On view at the Institute of Contemporary Art, Miami is Nina Chanel Abney’s exhibition “Big Butch Energy” (November 29–March 12, 2023). Curated by the museum’s artistic director, Alex Gartenfeld, it is the artist’s first body of work to foreground gender and sexuality, seen through the lens of college life. After recently rewatching films from the slapstick American comedy genre—including Animal House, Porky’s, American Pie, and House Party—Abney reflected on the power of image-making and the representation of femininity and masculinity. Through a suite of new works, she’s challenging audiences and institutions to take a closer look at representation and the importance of visual culture. Whitewaller asked Abney about how she arrived at this theme and subverting sexuality signifiers in figurative art.
WHITEWALLER: How did movies like Animal House guide you to the theme for “Big Butch Energy”?
NINA CHANEL ABNEY: These movies were not only comedic at the time I originally watched them, but in many ways also felt aspirational, informing my perceptions of masculinity and femininity. I can now say that most of these movies have not aged very well. While their depictions of Greek and college life informed my ways of thinking about identity, they did so while sidelining the formation of my own.
“Big Butch Energy” utilizes film depictions of Greek and college life as a backdrop to explore the legacy of image making and storytelling around representations of masculinity, and how theses references are in direct conflict with my own personal identity as a masculine-presenting woman.
WW: Why was it important for you to address the ways in which institutions and individuals are complicit in perpetuating ideas of identity and gender?
NCA: I am centering Black, queer, masculine-presenting women in contemporary art. Through this, I am challenging audiences and institutions simply by virtue of uncovering the erasure and lack of representation of these individuals in the canon of art history. I am also reflecting on compulsory heterosexuality and investigating what gender means when it doesn’t meet expectations. I’m interested in what determines how a viewer identifies or genders a figure in a work of art. What are the traditional signifiers of gender and sexuality within figurative art, and how can we excavate and subvert them?
These works are reflective, but also are reimaginations and subversions of exclusionary social rituals that are widely circulated in visual media.
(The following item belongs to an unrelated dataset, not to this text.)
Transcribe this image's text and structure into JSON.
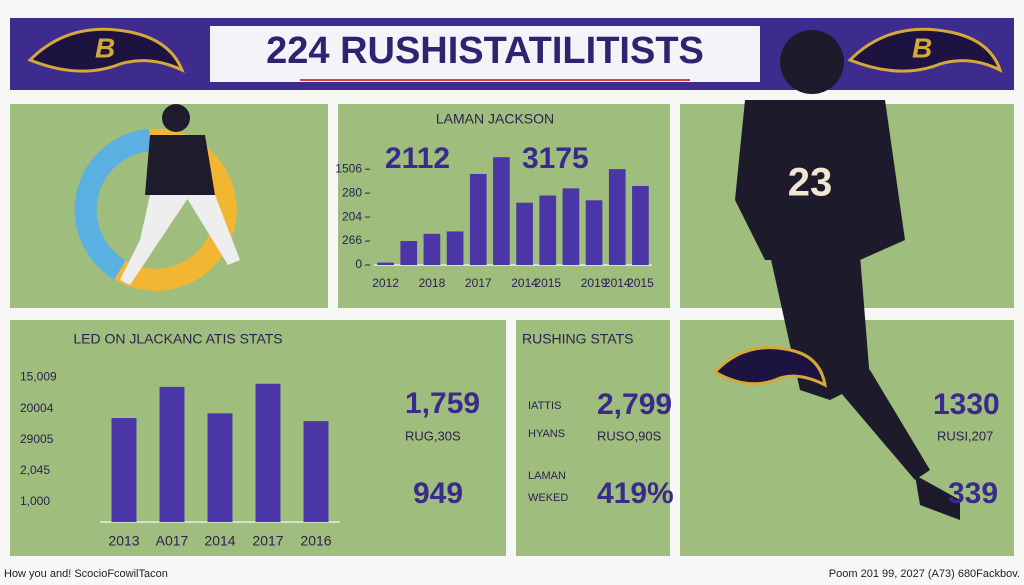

In these works, I am centering my own experience with how my gender perception and performance has been impacted by what is generally depicted in our society as “the norm.” I am interested in exploring what has been widely accepted and disseminated as male or female, gay or straight, and how they may or may not influence one’s own gender perception and performance.
WW: “Big Butch Energy” encapsulates the idea of social belonging. How are you personally handling the idea of social belonging?
NCA: I know what it feels like to be an outsider, to be in environments in which I had to compromise my own identity in order to fit in and/or feel safe. Gratefully, ideas around gender and sexuality have evolved since my coming of age, but there is still so much work to be done. I am interested in ways in which I can help create space for those, like me, who are considered outliers. I strive to do this both through representation, and through creating actual events and spaces, such as The Josie Club, which was established by myself, along with Jet Toomer, Racquel Chevrement, and Mickalene Thomas, to create a safe communal space for queer women from the African Diaspora to gather and support one another as a community. I have simply been handling my need for social belonging by surrounding myself with those I feel connected to, and in turn creating my own community in which I and those around me can feel fully expressed.